I really like Shadowrun Returns. You can tell you're on rails, but it does a great job with the story and texture so it doesn't feel forced. The pacing and balance between combat and plot was well done, so neither became frustrating or tiresome. Dragonfall loses the sense of organic story telling. I feel more like I'm bouncing between checklists, waiting for new items to appear. When you pass something up it sits there waiting for you to run out of other options. The pacing manages to feel like there's both too much combat and too much plot. I grumble when I get into a fight, and groan when exposition starts. I also just don't like the characters. Finally, and the trigger for writing this review, is the MKVI mission. Balance goes right out the window. There are some useful spoilers ahead. I play on Normal difficulty, and have had no trouble to this point in either game. They stacked up the largest fight to date, back to back, several times without breaks. It murdered me the first time, when I played for fun. On my second attempt I went full cheeze on tactics, shaman powers, ran dry on consumables, and went meta on the murder tank, but still got ground down, one character at time, to party wipe on the 4th wave. I can see exactly one way to play it successfully, in spite of the moral quandry pushing for a different approach. You either happen to do it "right", or die repeatedly until you learn the requirements. It reminds me of adventure games where you can't use the axe or lockpicks on the locked door, instead having randomly try the newspaper and coat hanger. That said, I'm not ready to quit. I just can't recommend it, and hope it gets better.

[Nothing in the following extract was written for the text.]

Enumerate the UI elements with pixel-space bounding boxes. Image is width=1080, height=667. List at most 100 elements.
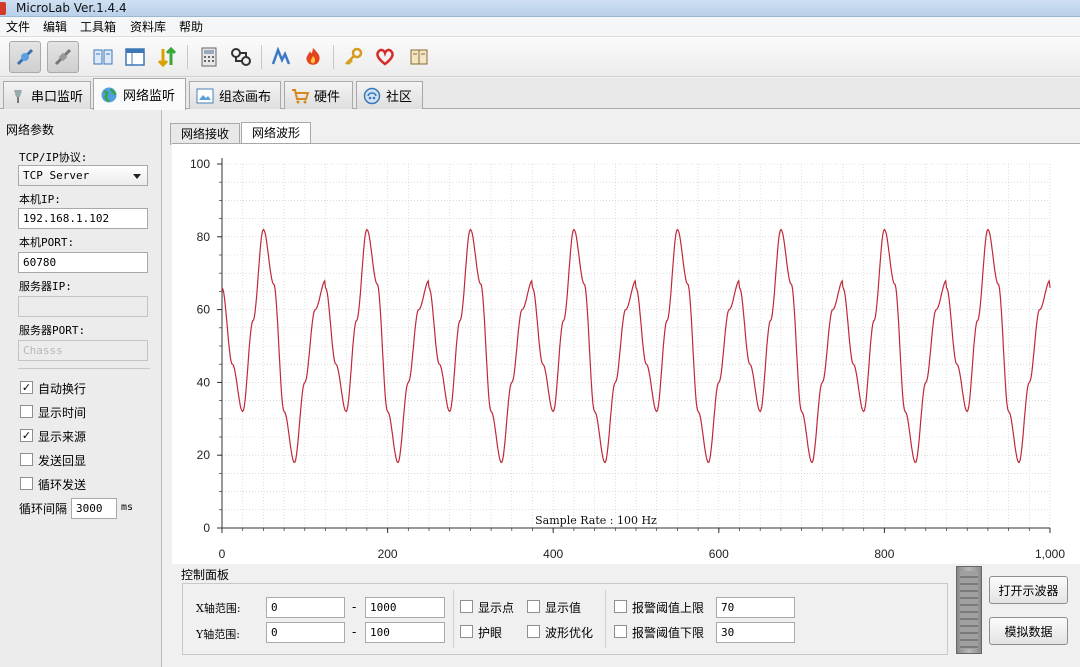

I've only played an hour or so, and I'm moving on to look for something better. The impression is that the game is 60-80% finished. It's rough and glitchy. The details haven't been tightened and the flow is still uneven. It's missing the cohesive, polished feel that you add with testing and care in the last months of development. For example, there's no quest log, waypoints, or clear flow to the tutorial. It doesn't teach important control concepts, and it's easy to get wierd results (my companion pulled out a gun and started shooting me in the melee practice area). The UI is and game design are tedius. Windows cover a small part of the screen, but they lock out the rest of the UI and clicking on other parts of the UI is just ignored, forcing you to click the small close button where a well polished game would either let you use the other elements or at least close the top dialog to get out of your way. They pepper rooms and areas with a half dozen or more small clickable objects. You have to individually open each, deal with one or two items, then find the small close button, etc. It's not bad, just needs refinement. Another example: It's difficult to see what's going on and find your way around. You wind up doing a grid search because there's no guidance to the important points. One of the first quests involves picking mushrooms near the fence. There are mushrooms near the fence, but they're the wrong mushrooms. You have to randomly walk around until you stumble across the right mushrooms, literally covering the entire zone in a search pattern, to find every available mushroom, or you fail the quest. It's the only way. The system and story look promising, and if you can get past the lack of refinement, it might be a good game, but I'll write off my $11 and try something else.